Generally a medically prescribed agent for chillaxin', weed's never been directly linked to the forces of evil. But it is a gateway drug. Mickey's doing the marijuana one minute then next thing you know ...

He has an unflagging allegiance to Hitler. He's a nazi. Mickey's an evil nazi in fascist suspenders and crotch accentuating SS bolts.


Then there's the the terror squad gas mask. Once you're a goofy little Nazi rat, it's only natural for riot cops in collapsing nations to use your likeness as a terrifying gas mask.

At this point, Mickey becomes the perfect mascot for unholy war against ill-defined sources of persecution. At this point, Mickey goes goth.
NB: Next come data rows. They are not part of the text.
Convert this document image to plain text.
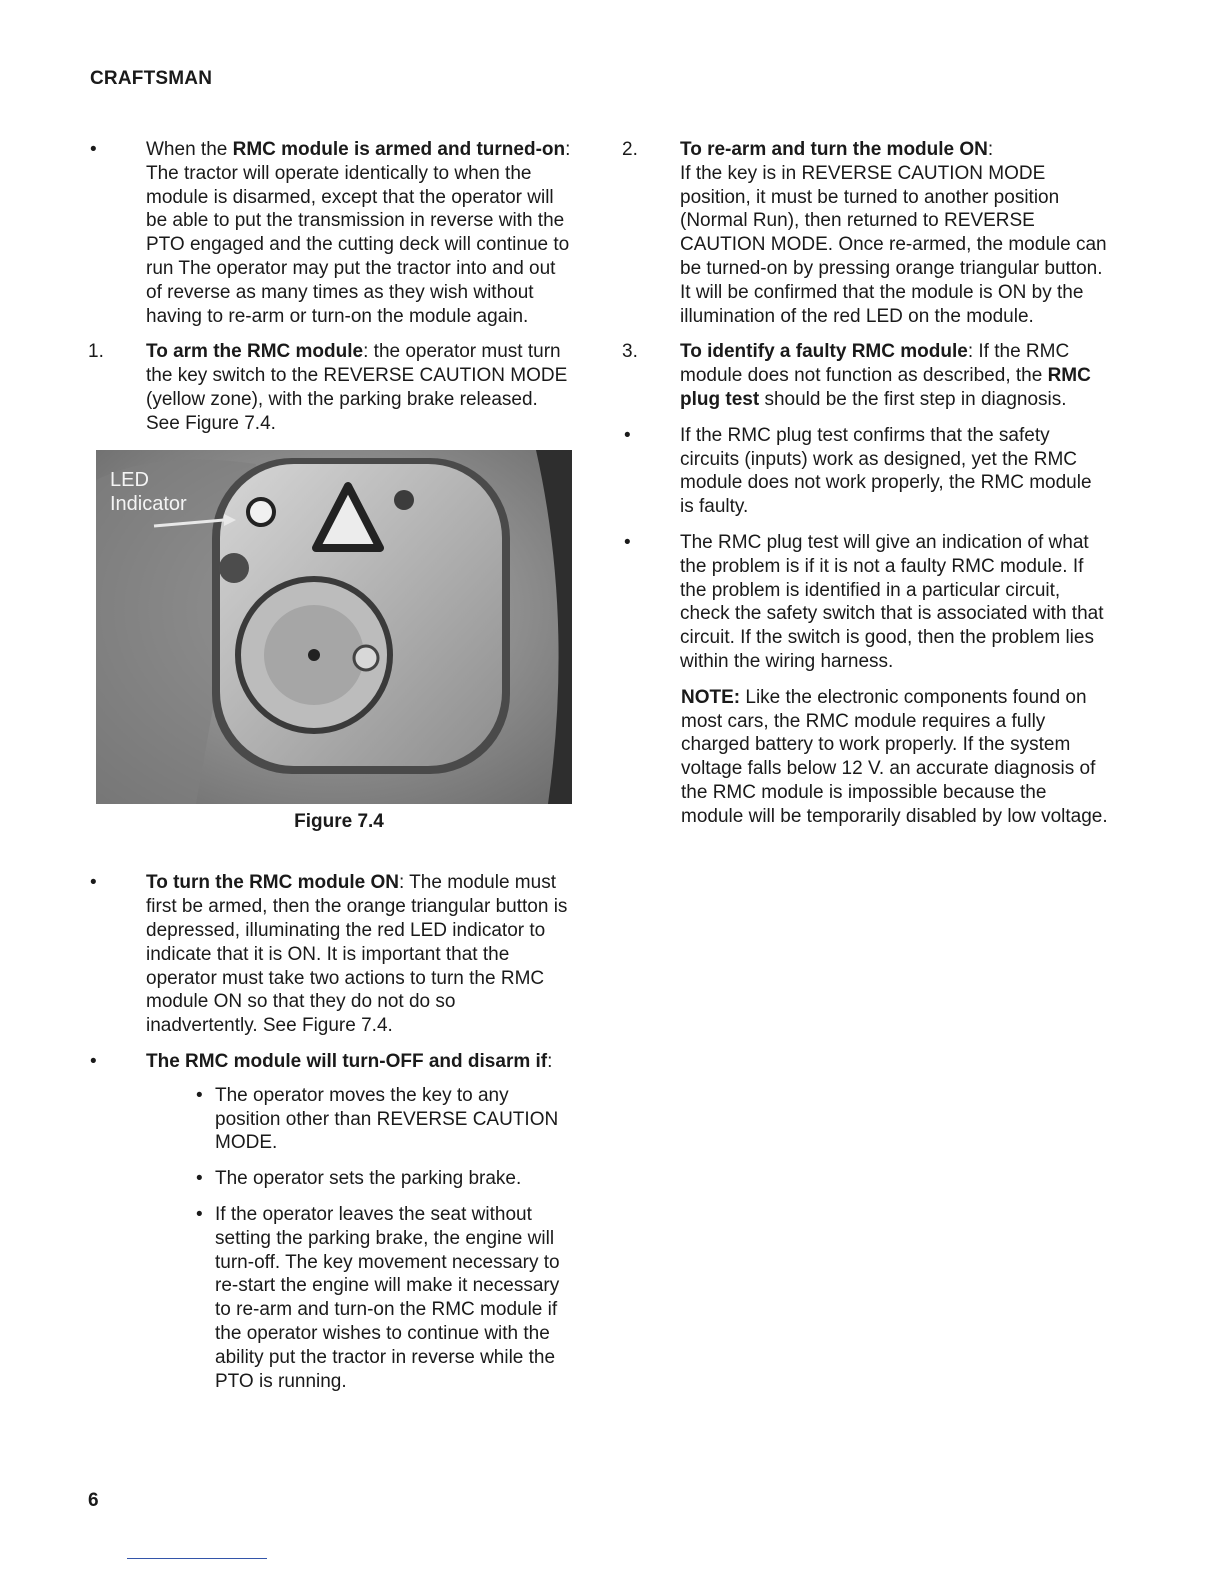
CRAFTSMAN
•	When the RMC module is armed and turned-on: The tractor will operate identically to when the module is disarmed, except that the operator will be able to put the transmission in reverse with the PTO engaged and the cutting deck will continue to run The operator may put the tractor into and out of reverse as many times as they wish without having to re-arm or turn-on the module again.

1.	To arm the RMC module: the operator must turn the key switch to the REVERSE CAUTION MODE (yellow zone), with the parking brake released. See Figure 7.4.

LED
Indicator
Figure 7.4
•	To turn the RMC module ON: The module must first be armed, then the orange triangular button is depressed, illuminating the red LED indicator to indicate that it is ON. It is important that the operator must take two actions to turn the RMC module ON so that they do not do so inadvertently. See Figure 7.4.

•	The RMC module will turn-OFF and disarm if:

• The operator moves the key to any position other than REVERSE CAUTION MODE.
• The operator sets the parking brake.
• If the operator leaves the seat without setting the parking brake, the engine will turn-off. The key movement necessary to re-start the engine will make it necessary to re-arm and turn-on the RMC module if the operator wishes to continue with the ability put the tractor in reverse while the PTO is running.
2.	To re-arm and turn the module ON:

If the key is in REVERSE CAUTION MODE position, it must be turned to another position (Normal Run), then returned to REVERSE CAUTION MODE. Once re-armed, the module can be turned-on by pressing orange triangular button. It will be confirmed that the module is ON by the illumination of the red LED on the module.

3.	To identify a faulty RMC module: If the RMC module does not function as described, the RMC plug test should be the first step in diagnosis.

•	If the RMC plug test confirms that the safety circuits (inputs) work as designed, yet the RMC module does not work properly, the RMC module is faulty.

•	The RMC plug test will give an indication of what the problem is if it is not a faulty RMC module. If the problem is identified in a particular circuit, check the safety switch that is associated with that circuit. If the switch is good, then the problem lies within the wiring harness.

NOTE: Like the electronic components found on most cars, the RMC module requires a fully charged battery to work properly. If the system voltage falls below 12 V. an accurate diagnosis of the RMC module is impossible because the module will be temporarily disabled by low voltage.

6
But it takes factory barfed meat to truly reveal Mickey's satanic nature. You wouldn't see the face of Jesus cookie-cut into a beef patty, would you?

You probably wouldn't see Jesus hosting a television show preaching Islamo world domination to pre-K tots either.

Mickey's everywhere on the Net and he's up to no good. I challenge you to find me wholesome Mickey. Redeem the rat -- if you can.